Gempa Bumi M5,2 Guncang Kepulauan Sangihe, Tidak Berpotensi Tsunami
RAKYATMEDIAPERS.CO.ID - Pada hari Rabu, 22 Juli 2026, wilayah Tahuna di Kepulauan Sangihe, Sulawesi Utara, diguncang oleh peristiwa gempa bumi tektonik yang cukup kuat. Badan Meteorologi, Klimatologi, dan Geofisika (BMKG) segera merilis data terbaru terkait guncangan yang terjadi pada pukul 01.33.21 WIB tersebut.
Berdasarkan hasil analisis parameter terkini dari BMKG, gempa tersebut memiliki magnitudo dengan pembaruan menjadi M4,9 pada kedalaman 30 kilometer. Pusat gempa atau episenter terletak pada koordinat 5.70 derajat Lintang Selatan dan 125.42 derajat Bujur Timur, sekitar 211 kilometer arah Barat Laut Pulau Karatung.
Masyarakat di sekitar wilayah tersebut tidak perlu khawatir terkait ancaman gelombang air laut pasca-kejadian. Hasil pemodelan yang dilakukan oleh tim ahli BMKG secara tegas menyatakan bahwa gempa bumi ini tidak berpotensi tsunami.
Analisis Tektonik dan Mekanisme Gempa
Jika meninjau lokasi episenter serta kedalaman hiposenternya, gempa bumi ini dikategorikan sebagai gempa dangkal yang dipicu oleh aktivitas deformasi batuan di dasar laut. Analisis mekanisme sumber menunjukkan bahwa pergerakan lempeng di wilayah tersebut menghasilkan mekanisme sesar naik geser atau yang dikenal dengan oblique thrust fault.
Dampak guncangan yang dihasilkan dari aktivitas tektonik ini tergambar jelas dalam peta guncangan atau shakemap BMKG. Getaran dengan skala III MMI dirasakan oleh warga di Kepulauan Marore, Kepulauan Sangihe, di mana getaran terasa nyata di dalam rumah seolah ada truk yang melintas.
Sementara itu, masyarakat di Miangas, Kepulauan Talaud merasakan getaran dengan skala II MMI. Pada skala ini, getaran dirasakan oleh beberapa orang dan menyebabkan benda-benda ringan yang digantung terlihat bergoyang.
Status Aktivitas Gempa Susulan
Hingga laporan ini dirilis pada pukul 01.50 WIB, hasil monitoring intensif dari jaringan sensor BMKG belum mencatat adanya aktivitas gempa bumi susulan atau aftershock. Meski demikian, kewaspadaan tetap perlu ditingkatkan oleh seluruh warga di wilayah terdampak.

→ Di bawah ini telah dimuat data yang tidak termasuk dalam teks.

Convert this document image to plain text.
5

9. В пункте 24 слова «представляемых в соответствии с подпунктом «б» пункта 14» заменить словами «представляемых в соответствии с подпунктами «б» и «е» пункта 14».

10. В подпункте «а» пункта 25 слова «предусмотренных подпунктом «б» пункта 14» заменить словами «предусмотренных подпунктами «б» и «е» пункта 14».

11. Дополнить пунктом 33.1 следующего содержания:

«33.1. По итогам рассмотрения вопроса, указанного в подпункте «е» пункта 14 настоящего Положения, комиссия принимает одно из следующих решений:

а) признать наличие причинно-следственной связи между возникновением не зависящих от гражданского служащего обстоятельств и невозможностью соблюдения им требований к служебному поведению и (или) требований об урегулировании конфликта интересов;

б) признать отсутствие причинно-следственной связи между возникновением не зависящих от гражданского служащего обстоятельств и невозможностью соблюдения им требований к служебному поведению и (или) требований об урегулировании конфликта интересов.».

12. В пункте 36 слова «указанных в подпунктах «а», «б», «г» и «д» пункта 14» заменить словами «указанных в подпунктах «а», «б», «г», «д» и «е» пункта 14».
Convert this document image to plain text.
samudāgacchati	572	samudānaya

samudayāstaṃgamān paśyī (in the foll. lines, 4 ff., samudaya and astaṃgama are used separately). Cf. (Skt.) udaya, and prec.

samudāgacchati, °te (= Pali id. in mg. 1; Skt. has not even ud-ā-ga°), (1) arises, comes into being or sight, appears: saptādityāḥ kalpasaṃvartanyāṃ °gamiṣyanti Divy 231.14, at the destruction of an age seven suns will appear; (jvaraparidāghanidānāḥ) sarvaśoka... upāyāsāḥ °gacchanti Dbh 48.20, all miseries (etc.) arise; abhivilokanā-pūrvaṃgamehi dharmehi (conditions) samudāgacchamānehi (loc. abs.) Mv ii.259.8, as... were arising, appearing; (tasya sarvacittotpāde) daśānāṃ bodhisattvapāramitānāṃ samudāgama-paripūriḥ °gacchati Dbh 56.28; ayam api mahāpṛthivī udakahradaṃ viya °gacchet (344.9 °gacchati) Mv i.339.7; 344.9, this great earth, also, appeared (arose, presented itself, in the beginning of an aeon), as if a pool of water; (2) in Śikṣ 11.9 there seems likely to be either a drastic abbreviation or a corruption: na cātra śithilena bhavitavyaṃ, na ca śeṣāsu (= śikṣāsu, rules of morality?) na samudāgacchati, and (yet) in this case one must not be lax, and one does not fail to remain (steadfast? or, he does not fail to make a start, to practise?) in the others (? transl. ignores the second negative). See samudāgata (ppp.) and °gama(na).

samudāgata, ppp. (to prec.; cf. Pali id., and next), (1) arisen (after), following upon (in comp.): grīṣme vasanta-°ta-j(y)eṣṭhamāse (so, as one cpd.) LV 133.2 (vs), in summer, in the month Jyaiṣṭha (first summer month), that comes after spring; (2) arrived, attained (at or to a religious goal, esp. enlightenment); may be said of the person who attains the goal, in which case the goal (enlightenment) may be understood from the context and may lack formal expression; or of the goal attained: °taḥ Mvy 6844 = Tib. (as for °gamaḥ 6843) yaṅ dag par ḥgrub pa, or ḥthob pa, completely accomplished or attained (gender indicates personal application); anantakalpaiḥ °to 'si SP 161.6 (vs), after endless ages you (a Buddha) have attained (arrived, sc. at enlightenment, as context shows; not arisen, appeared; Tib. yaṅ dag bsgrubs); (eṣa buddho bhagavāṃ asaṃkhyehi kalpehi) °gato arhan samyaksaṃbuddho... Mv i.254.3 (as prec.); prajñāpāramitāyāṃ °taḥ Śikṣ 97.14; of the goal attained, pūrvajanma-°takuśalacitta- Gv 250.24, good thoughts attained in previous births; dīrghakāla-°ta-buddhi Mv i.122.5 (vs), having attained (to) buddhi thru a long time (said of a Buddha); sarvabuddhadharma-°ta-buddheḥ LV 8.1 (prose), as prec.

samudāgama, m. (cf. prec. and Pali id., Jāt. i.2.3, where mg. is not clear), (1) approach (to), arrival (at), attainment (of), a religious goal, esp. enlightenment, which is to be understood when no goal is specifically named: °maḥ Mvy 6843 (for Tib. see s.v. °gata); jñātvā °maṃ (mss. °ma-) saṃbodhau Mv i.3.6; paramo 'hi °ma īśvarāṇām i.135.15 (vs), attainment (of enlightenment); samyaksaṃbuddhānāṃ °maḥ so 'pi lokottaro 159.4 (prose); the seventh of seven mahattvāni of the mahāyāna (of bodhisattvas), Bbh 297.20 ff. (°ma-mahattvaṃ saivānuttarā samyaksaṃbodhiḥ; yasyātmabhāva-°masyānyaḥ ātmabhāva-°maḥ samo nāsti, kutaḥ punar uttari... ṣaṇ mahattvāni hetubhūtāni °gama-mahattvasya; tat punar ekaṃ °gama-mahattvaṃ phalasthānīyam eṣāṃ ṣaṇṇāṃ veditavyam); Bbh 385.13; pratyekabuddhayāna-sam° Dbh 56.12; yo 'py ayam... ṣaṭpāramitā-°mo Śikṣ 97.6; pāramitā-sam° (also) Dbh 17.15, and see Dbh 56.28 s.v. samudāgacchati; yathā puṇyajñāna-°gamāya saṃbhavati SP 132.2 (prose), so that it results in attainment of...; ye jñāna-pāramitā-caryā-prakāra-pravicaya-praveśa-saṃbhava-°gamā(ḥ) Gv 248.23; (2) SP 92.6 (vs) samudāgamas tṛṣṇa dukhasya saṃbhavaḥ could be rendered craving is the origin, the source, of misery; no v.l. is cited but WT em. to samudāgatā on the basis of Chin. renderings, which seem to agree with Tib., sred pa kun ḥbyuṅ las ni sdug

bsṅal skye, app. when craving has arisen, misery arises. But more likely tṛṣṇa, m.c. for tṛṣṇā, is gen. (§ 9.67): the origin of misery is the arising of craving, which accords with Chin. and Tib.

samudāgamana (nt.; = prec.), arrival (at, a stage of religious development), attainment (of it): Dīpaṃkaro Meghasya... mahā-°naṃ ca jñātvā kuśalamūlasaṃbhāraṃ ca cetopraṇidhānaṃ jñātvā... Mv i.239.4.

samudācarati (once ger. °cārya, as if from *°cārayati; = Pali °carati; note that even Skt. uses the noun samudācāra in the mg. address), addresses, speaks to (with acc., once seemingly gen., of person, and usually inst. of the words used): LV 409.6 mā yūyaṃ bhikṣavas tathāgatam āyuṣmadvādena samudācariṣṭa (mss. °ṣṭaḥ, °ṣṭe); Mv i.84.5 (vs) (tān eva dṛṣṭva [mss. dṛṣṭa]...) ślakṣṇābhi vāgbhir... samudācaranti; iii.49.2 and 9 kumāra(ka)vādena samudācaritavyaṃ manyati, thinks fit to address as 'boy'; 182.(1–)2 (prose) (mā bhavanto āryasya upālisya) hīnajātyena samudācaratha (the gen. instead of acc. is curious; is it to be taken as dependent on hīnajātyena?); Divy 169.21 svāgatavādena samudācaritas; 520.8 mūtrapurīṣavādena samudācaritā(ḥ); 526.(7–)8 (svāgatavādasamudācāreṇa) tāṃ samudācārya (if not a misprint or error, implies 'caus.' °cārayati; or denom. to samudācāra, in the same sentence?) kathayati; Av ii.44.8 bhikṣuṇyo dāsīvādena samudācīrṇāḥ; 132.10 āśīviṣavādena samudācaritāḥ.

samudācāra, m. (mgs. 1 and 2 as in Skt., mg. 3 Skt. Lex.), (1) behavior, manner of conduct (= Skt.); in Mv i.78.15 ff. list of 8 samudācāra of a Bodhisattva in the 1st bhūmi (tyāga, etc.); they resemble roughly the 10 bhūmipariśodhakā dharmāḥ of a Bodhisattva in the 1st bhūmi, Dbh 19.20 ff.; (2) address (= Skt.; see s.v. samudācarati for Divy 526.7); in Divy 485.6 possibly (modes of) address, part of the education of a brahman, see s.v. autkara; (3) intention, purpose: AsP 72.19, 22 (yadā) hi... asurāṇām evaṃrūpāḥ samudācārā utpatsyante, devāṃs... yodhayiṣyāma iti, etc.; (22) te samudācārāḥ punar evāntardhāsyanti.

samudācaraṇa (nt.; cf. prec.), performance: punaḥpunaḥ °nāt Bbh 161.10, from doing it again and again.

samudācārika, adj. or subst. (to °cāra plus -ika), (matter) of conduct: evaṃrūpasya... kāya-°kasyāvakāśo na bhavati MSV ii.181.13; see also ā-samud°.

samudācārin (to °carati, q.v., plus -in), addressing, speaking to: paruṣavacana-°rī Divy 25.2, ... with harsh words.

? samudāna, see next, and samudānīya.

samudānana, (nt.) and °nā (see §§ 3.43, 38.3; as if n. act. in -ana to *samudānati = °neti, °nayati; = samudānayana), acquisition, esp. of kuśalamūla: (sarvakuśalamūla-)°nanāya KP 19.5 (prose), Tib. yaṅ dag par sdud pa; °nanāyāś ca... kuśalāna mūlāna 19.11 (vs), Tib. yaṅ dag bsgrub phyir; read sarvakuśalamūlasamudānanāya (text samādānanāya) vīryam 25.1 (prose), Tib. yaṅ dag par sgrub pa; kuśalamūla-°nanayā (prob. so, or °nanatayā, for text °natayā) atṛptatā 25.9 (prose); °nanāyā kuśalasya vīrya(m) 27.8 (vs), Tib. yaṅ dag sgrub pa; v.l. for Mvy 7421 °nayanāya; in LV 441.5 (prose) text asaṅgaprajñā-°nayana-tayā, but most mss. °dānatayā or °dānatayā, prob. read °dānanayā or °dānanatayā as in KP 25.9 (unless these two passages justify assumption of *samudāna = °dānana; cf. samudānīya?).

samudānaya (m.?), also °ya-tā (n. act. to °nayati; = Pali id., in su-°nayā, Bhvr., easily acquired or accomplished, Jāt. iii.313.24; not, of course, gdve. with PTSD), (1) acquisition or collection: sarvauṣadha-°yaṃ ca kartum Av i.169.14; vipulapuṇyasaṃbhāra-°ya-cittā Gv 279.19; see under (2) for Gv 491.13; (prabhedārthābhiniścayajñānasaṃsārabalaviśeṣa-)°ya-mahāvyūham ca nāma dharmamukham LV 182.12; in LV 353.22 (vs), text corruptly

Pihak BMKG berkomitmen untuk terus memantau perkembangan aktivitas seismik di lokasi tersebut secara real-time. Seluruh informasi terbaru akan segera disampaikan kepada para pemangku kepentingan dan masyarakat luas sebagai bentuk transparansi data kebencanaan.
Warga diimbau untuk tetap tenang dan tidak terpengaruh oleh isu atau informasi yang tidak dapat dipertanggungjawabkan kebenarannya dari sumber tidak resmi. Sangat disarankan untuk segera menjauhi bangunan yang tampak retak atau mengalami kerusakan struktural akibat guncangan gempa.
Untuk mendapatkan informasi resmi dan terverifikasi, masyarakat diharapkan hanya merujuk pada kanal komunikasi resmi BMKG. Akses informasi dapat dilakukan melalui media sosial @infoBMKG, situs web resmi www.bmkg.go.id, atau aplikasi seluler infobmkg dan wrs-bmkg.